Riverside Hospital Tests Vaccine Against Super Bug
Doctors at Riverside Hospital hope to reign in a killer and end misery for thousands of Americans, with a new vaccine. Tests have just started on one to fight the super bug called Clostridium Difficile, known as C-Diff.
Patients most at risk are those who have had antibiotics, who have been hospitalized, or who live in nursing homes.
Worthington resident Jill Stern spends a lot of time scrubbing her hands. She doesn't want a flare up of an illness she cannot seem to kick C-Diff. It's an intestinal bacteria that, ironically, multiplies when antibiotics kill off other bacteria.
"And as it grows, it produces a toxin that is very irritating and damaging to the lining of the colon," explained Dr.

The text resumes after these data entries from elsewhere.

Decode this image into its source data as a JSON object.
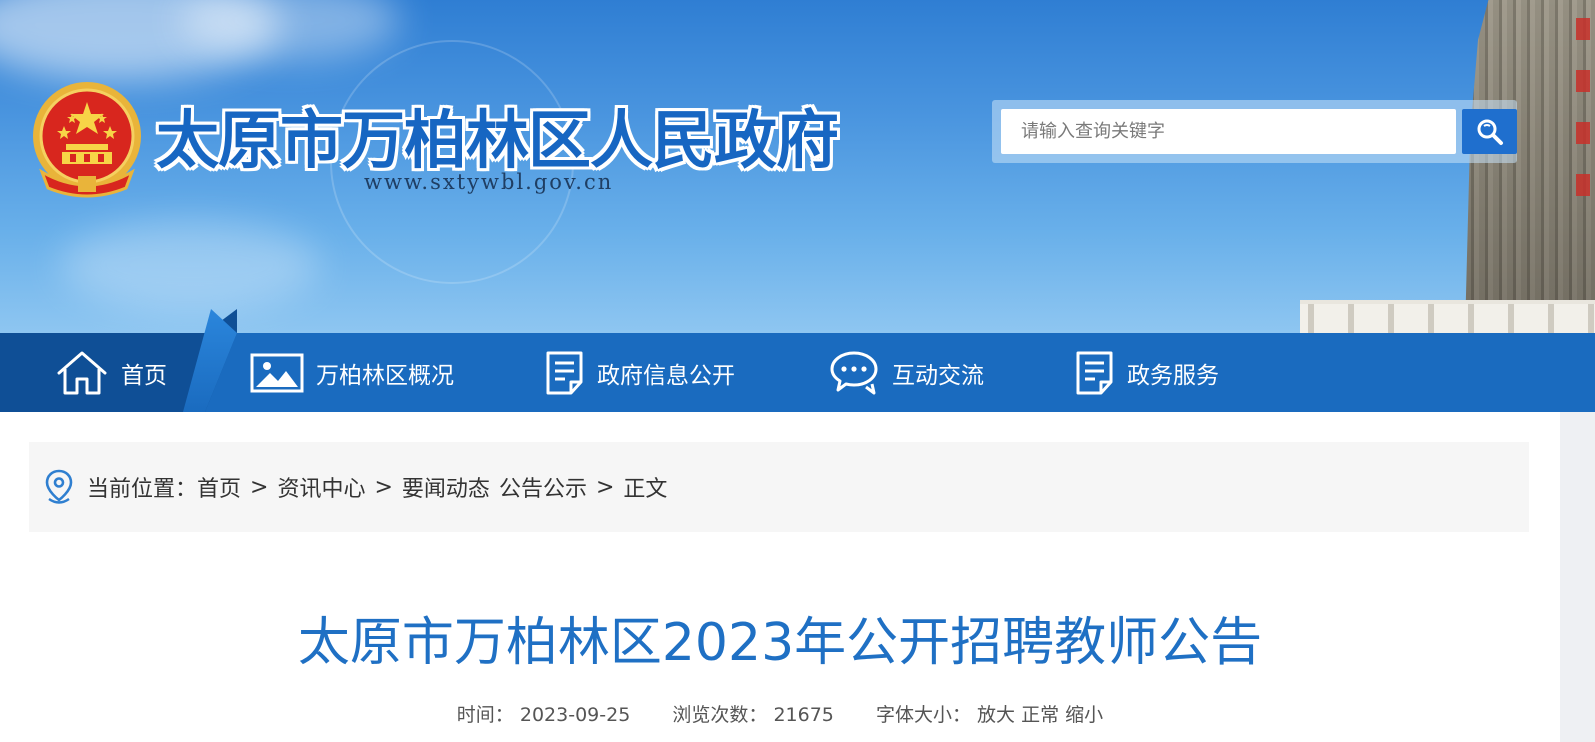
{
  "header": {
    "site_title": "太原市万柏林区人民政府",
    "site_url": "www.sxtywbl.gov.cn",
    "search": {
      "placeholder": "请输入查询关键字",
      "button_icon": "search-icon"
    },
    "emblem_icon": "national-emblem-icon"
  },
  "nav": {
    "items": [
      {
        "label": "首页",
        "icon": "home-icon"
      },
      {
        "label": "万柏林区概况",
        "icon": "picture-icon"
      },
      {
        "label": "政府信息公开",
        "icon": "document-icon"
      },
      {
        "label": "互动交流",
        "icon": "chat-icon"
      },
      {
        "label": "政务服务",
        "icon": "document-icon"
      }
    ]
  },
  "breadcrumb": {
    "prefix": "当前位置：",
    "items": [
      "首页",
      "资讯中心",
      "要闻动态",
      "公告公示",
      "正文"
    ],
    "separator": ">"
  },
  "article": {
    "title": "太原市万柏林区2023年公开招聘教师公告",
    "time_label": "时间：",
    "time_value": "2023-09-25",
    "views_label": "浏览次数：",
    "views_value": "21675",
    "font_size_label": "字体大小：",
    "font_size_options": [
      "放大",
      "正常",
      "缩小"
    ]
  },
  "colors": {
    "nav_bg": "#1a6bbf",
    "nav_home_bg": "#0f4f96",
    "title_blue": "#1f70c4",
    "breadcrumb_bg": "#f6f6f6"
  }
}
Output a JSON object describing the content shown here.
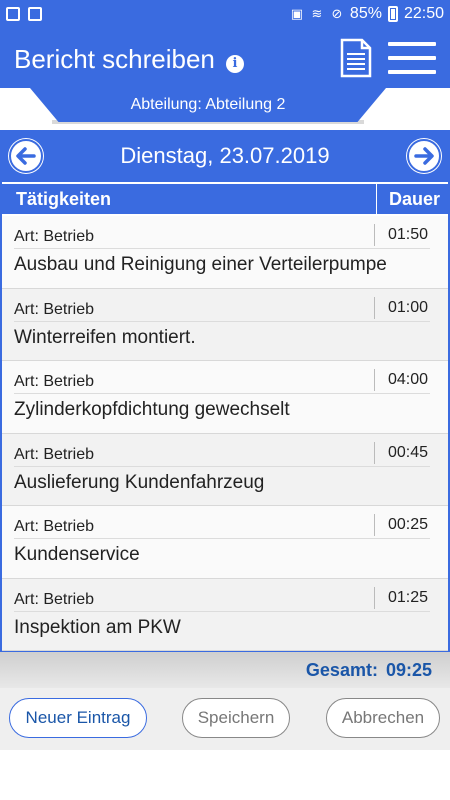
{
  "status": {
    "battery": "85%",
    "time": "22:50"
  },
  "appbar": {
    "title": "Bericht schreiben"
  },
  "department": {
    "label": "Abteilung: Abteilung 2"
  },
  "datebar": {
    "date": "Dienstag, 23.07.2019"
  },
  "columns": {
    "activities": "Tätigkeiten",
    "duration": "Dauer"
  },
  "entries": [
    {
      "art": "Art: Betrieb",
      "duration": "01:50",
      "description": "Ausbau und Reinigung einer Verteilerpumpe"
    },
    {
      "art": "Art: Betrieb",
      "duration": "01:00",
      "description": "Winterreifen montiert."
    },
    {
      "art": "Art: Betrieb",
      "duration": "04:00",
      "description": "Zylinderkopfdichtung gewechselt"
    },
    {
      "art": "Art: Betrieb",
      "duration": "00:45",
      "description": "Auslieferung Kundenfahrzeug"
    },
    {
      "art": "Art: Betrieb",
      "duration": "00:25",
      "description": "Kundenservice"
    },
    {
      "art": "Art: Betrieb",
      "duration": "01:25",
      "description": "Inspektion am PKW"
    }
  ],
  "total": {
    "label": "Gesamt:",
    "value": "09:25"
  },
  "buttons": {
    "new_entry": "Neuer Eintrag",
    "save": "Speichern",
    "cancel": "Abbrechen"
  },
  "colors": {
    "accent": "#3a6be0",
    "total_text": "#1a56a8"
  }
}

Ian Baird, infectious disease specialist at Riverside Hospital.
It kills 14-thousand people a year, and hospitalizes thousands more, but Dr. Baird sees hope on the horizon. That's because he's lead investigator at Riverside Hospital to test the first vaccine that may prevent this often deadly disease.

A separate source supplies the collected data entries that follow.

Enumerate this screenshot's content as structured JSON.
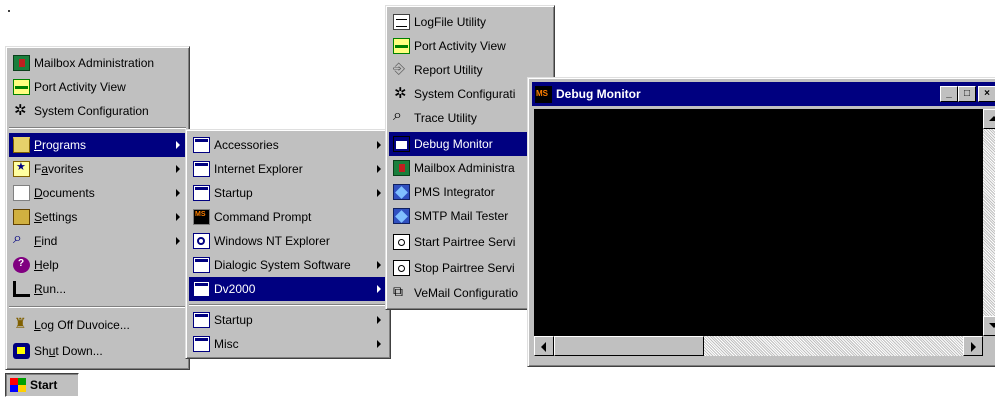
{
  "start_menu": {
    "top_items": [
      {
        "label": "Mailbox Administration",
        "icon": "mailbox-icon"
      },
      {
        "label": "Port Activity View",
        "icon": "port-activity-icon"
      },
      {
        "label": "System Configuration",
        "icon": "system-config-icon"
      }
    ],
    "items": [
      {
        "label": "Programs",
        "accel": "P",
        "rest": "rograms",
        "icon": "programs-folder-icon",
        "submenu": true,
        "selected": true
      },
      {
        "label": "Favorites",
        "accel": "a",
        "pre": "F",
        "rest": "vorites",
        "icon": "favorites-icon",
        "submenu": true
      },
      {
        "label": "Documents",
        "accel": "D",
        "rest": "ocuments",
        "icon": "documents-icon",
        "submenu": true
      },
      {
        "label": "Settings",
        "accel": "S",
        "rest": "ettings",
        "icon": "settings-icon",
        "submenu": true
      },
      {
        "label": "Find",
        "accel": "F",
        "rest": "ind",
        "icon": "find-icon",
        "submenu": true
      },
      {
        "label": "Help",
        "accel": "H",
        "rest": "elp",
        "icon": "help-icon"
      },
      {
        "label": "Run...",
        "accel": "R",
        "rest": "un...",
        "icon": "run-icon"
      }
    ],
    "bottom_items": [
      {
        "label": "Log Off Duvoice...",
        "accel": "L",
        "rest": "og Off Duvoice...",
        "icon": "log-off-icon"
      },
      {
        "label": "Shut Down...",
        "pre": "Sh",
        "accel": "u",
        "rest": "t Down...",
        "icon": "shut-down-icon"
      }
    ]
  },
  "programs_menu": {
    "items": [
      {
        "label": "Accessories",
        "icon": "program-group-icon",
        "submenu": true
      },
      {
        "label": "Internet Explorer",
        "icon": "program-group-icon",
        "submenu": true
      },
      {
        "label": "Startup",
        "icon": "program-group-icon",
        "submenu": true
      },
      {
        "label": "Command Prompt",
        "icon": "command-prompt-icon"
      },
      {
        "label": "Windows NT Explorer",
        "icon": "explorer-icon"
      },
      {
        "label": "Dialogic System Software",
        "icon": "program-group-icon",
        "submenu": true
      },
      {
        "label": "Dv2000",
        "icon": "program-group-icon",
        "submenu": true,
        "selected": true
      },
      {
        "label": "Startup",
        "icon": "program-group-icon",
        "submenu": true
      },
      {
        "label": "Misc",
        "icon": "program-group-icon",
        "submenu": true
      }
    ]
  },
  "dv2000_menu": {
    "items": [
      {
        "label": "LogFile Utility",
        "icon": "logfile-icon"
      },
      {
        "label": "Port Activity View",
        "icon": "port-activity-icon"
      },
      {
        "label": "Report Utility",
        "icon": "report-icon"
      },
      {
        "label": "System Configurati",
        "icon": "system-config-icon"
      },
      {
        "label": "Trace Utility",
        "icon": "trace-icon"
      },
      {
        "label": "Debug Monitor",
        "icon": "debug-monitor-icon",
        "selected": true
      },
      {
        "label": "Mailbox Administra",
        "icon": "mailbox-icon"
      },
      {
        "label": "PMS Integrator",
        "icon": "pms-icon"
      },
      {
        "label": "SMTP Mail Tester",
        "icon": "smtp-icon"
      },
      {
        "label": "Start Pairtree Servi",
        "icon": "service-icon"
      },
      {
        "label": "Stop Pairtree Servi",
        "icon": "service-icon"
      },
      {
        "label": "VeMail Configuratio",
        "icon": "vemail-icon"
      }
    ]
  },
  "debug_window": {
    "title": "Debug Monitor",
    "minimize": "_",
    "maximize": "□",
    "close": "×"
  },
  "taskbar": {
    "start_label": "Start"
  }
}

Jill knows just how debilitating C-Diff can be. She has no idea how she got it but says her illness started last year when her stomach swelled.
"I felt like I was 9 months pregnant and I started getting a lot of pain. In the bathroom ten times a day, maybe 15. It was awful," she said.
When doctors diagnosed Jill, they put her in isolation.
"We have a couple three drugs that are approved for treatment, but they don't work as well as we would like them to," Dr. Baird said.
Jill improved, until she developed an ear infection and got an antibiotic from a drugstore clinic.
"Five days into my antibiotic I had C-Diff again flaring up terribly and ended up in the hospital again with the complications," Jill said.
She worries about what might happen in the future if she gets seriously ill with different bacteria.
"What will I do the next time I have an ear infection or something that requires an antibiotic? I can never take them without a 75 percent risk of getting this back."
Dr. Baird says that the clinical trial for the C-Diff vaccine will last five years. If it proves safe and effective, he thinks surgical patients might be the first to get the vaccine. That's because patients often are given antibiotics as a preventive before an operation.
"What really excites me is that fact that in infectious diseases we always want to try to prevent illness rather than treat it after it’s occurred," the doctor said.
But Jill dreams of a vaccine to end her illness, too.
"I would get it immediately," she said.